YouGov: How important do you think political blogs are?

I have been away for a few days visiting our Capital City, so sorry for lack of posts, responses and other things expected of me!

Apart from not doing blogging I haven't done any YouGov surveys this week either so my views aren't included in these results. However whilst trawling through my e-mails I read the results from last Friday's (I think) YouGov daily survey and thought that it might be of interest to fellow bloggers:

How often do you read political blogs?
Not at all 40%
Rarely 34.3%
Occasionally 21%
Frequently 2.7%
Regularly 1.3%

How important do you think political blogs are?

To you and you family
Very important 1.4%
Important 5%
Neither 10.1%
Not very important 17.1%
Not important at all 55.1%

To politics
Very important 3.6%
Important 20.2%
Neither 13.2%
Not very important 15.5%
Not important at all 32.3%

To democracy
Very important 6.8%
Important 18.3%
Neither 12.8%
Not very important 13.6%
Not important at all 33.9%

To the UK
Very important 3.6%
Important 14.3%
Neither 16.4%
Not very important 16%
Not important at all 35.2%

To the internet
Very important 5.2%
Important 21.2%
Neither 14.8%
Not very important 13.1%
Not important at all 31.5%

To the bloggers themselves
Very important 34%
Important 23.3%
Neither 6.3%
Not very important 3.5%
Not important at all 19.9%

YouGov is probably the most reliable of pollster, but it's polls are all conducted on-line. Usually, this doesn't matter - because a wide enough section of the general population uses the internet and is confident enough in its use of on-line facilities to ensure a fair cross section. But when the questions, such as this one, involve internet services, one suspects that YouGov's results might have a certain bias.

A poll of confident internet users that says that only 1.3% of them bother to read political blogs regularly, and fewer than 6.5% think that political blogs are of any importance to the political process, is very disappointing. If a similar poll that included people without internet access or who have little confidence in the service was conducted the lack of relevance of poliblogs would be even greater.

On the other hand, of course, the fact that I blog, and my sister (who's opinions are as relevant as mine) doesn't, shouldn't mean that my opinions are more worthy or influential than hers - so it may be a sign of a more mature democracy on these islands that we don't give blogs quite as much credence as they seem to have in other Western democracies!

If you would like to join YouGov so that your opinions on questions such as this can be counted click here


  1. did you enjoy London?

  2. The polls seem to reflect the general belief that politics can damage your health.
    Politcal blogs drive me scatty - frankly I am unsure how I came to be involved with Bh.
    I suppose thirty/forty years ago I might have got into it if the means had been available but age has changed me. You think you are a 'miserable old Fart' - get your knees brown.

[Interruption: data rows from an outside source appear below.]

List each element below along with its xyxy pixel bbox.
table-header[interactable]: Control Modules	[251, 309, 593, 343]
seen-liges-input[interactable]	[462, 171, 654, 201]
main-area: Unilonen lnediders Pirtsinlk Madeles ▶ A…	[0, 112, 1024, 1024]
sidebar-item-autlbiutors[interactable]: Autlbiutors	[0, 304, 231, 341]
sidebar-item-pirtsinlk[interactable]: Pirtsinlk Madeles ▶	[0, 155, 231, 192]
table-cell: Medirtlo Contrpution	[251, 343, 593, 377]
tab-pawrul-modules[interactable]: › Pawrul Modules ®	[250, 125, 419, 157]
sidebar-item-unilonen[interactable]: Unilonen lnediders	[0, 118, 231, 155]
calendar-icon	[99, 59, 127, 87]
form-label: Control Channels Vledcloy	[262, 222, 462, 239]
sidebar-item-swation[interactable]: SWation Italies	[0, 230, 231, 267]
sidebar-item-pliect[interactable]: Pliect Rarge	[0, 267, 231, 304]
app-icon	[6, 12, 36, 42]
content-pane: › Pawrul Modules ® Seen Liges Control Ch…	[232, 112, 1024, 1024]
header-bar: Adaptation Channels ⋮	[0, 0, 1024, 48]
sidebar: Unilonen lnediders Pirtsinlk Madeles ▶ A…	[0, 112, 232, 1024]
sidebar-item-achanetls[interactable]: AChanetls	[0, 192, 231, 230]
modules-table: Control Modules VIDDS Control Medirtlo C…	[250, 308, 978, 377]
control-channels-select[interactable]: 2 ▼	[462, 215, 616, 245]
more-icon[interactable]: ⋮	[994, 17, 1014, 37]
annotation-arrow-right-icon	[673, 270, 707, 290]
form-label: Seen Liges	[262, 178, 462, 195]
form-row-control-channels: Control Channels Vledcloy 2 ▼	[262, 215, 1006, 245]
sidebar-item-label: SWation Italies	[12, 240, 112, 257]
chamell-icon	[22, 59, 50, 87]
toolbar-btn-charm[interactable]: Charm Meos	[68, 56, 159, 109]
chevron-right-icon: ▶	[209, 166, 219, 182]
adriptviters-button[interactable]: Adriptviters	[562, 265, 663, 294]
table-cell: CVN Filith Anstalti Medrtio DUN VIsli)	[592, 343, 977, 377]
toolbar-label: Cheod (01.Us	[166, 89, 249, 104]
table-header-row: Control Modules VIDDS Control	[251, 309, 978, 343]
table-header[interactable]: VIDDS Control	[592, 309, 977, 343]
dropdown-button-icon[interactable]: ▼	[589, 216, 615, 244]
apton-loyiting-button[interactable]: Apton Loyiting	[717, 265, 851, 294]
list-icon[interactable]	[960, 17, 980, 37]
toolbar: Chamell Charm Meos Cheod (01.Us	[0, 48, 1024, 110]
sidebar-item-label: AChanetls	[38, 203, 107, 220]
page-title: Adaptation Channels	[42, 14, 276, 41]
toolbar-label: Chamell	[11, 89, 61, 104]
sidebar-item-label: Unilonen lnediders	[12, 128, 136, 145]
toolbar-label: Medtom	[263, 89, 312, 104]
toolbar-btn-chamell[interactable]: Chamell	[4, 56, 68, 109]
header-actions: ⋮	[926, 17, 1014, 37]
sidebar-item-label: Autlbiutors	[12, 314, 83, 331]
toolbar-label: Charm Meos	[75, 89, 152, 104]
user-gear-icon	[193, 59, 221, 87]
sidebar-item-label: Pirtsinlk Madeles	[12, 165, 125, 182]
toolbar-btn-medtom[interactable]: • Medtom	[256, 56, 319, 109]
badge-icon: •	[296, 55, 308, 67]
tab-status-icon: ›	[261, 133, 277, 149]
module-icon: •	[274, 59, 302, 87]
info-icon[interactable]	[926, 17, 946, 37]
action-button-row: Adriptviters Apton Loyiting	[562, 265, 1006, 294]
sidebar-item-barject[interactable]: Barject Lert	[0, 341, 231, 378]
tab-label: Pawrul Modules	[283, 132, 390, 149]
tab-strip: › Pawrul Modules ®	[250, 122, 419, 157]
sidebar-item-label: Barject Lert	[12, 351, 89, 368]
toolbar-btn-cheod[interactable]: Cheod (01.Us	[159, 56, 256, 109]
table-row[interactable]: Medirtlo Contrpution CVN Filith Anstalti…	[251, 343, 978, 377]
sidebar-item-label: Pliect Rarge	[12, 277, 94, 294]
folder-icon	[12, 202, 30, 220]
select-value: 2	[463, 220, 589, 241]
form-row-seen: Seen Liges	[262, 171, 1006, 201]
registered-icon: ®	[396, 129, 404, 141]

  3. London must have been very busy compared to rural wales

  4. There are no decent welsh blogs, all smug and self-satisfied with the occasional bouts of nastiness.

  5. Few readers would doubt that this blog is a Welsh blog. In 1955, Her Majesty the Queen declared Cardiff to be the capital of our country. Being a loyal subject I wouldn't dare disagree with Her Majesty's declaration - so no I haven't been to London recently I have been in Cardiff.

    I agree, aileni, that the poll probably is a reflection of how people view all of us who do politics.

    Anon 15/08/08 12:56 said:
    smug and self-satisfied with the occasional bouts of nastiness.

    This is the standard that I set for this blog, I am so pleased that you think that I have achieved it!

  6. This an interesting topic, Alwyn. It doesn't surprise me that so few 'normal' people read poliblogs. Surprisingly it squares with a recent study done in the US on the influence of the Internet on the political process. People generally have better things to do online -like shopping.
    However, if you asked politicians (and their minders) about the importance or otherwise of blogs then a much different picture emerges. There isn't a modern politician that doesn't logon first thing to order-order or Iain Dales Diary, Ordovicius, Peter Black or even your blog to find out if they have been found out yet or been abused!
    So I guess that there is some influence there on the political thinking.

  7. I love the line "YouGov is probably the most reliable of pollster"

    Is that what they are referred to as "Anything you want gov ?".

  8. Lets face it, political blogs are little better than standing in the corner of a pub shouting at the wall hoping someone will wander within earshot.

    Not surprisingly most that do only comment... "you alright mate?"

  9. Hmm, that's surprising results. Apathetic as well maybe?

    But isn't all this heavy reliance and trust in IT 'solutions' indicative of this gvt, which seems to imagine that we live only online?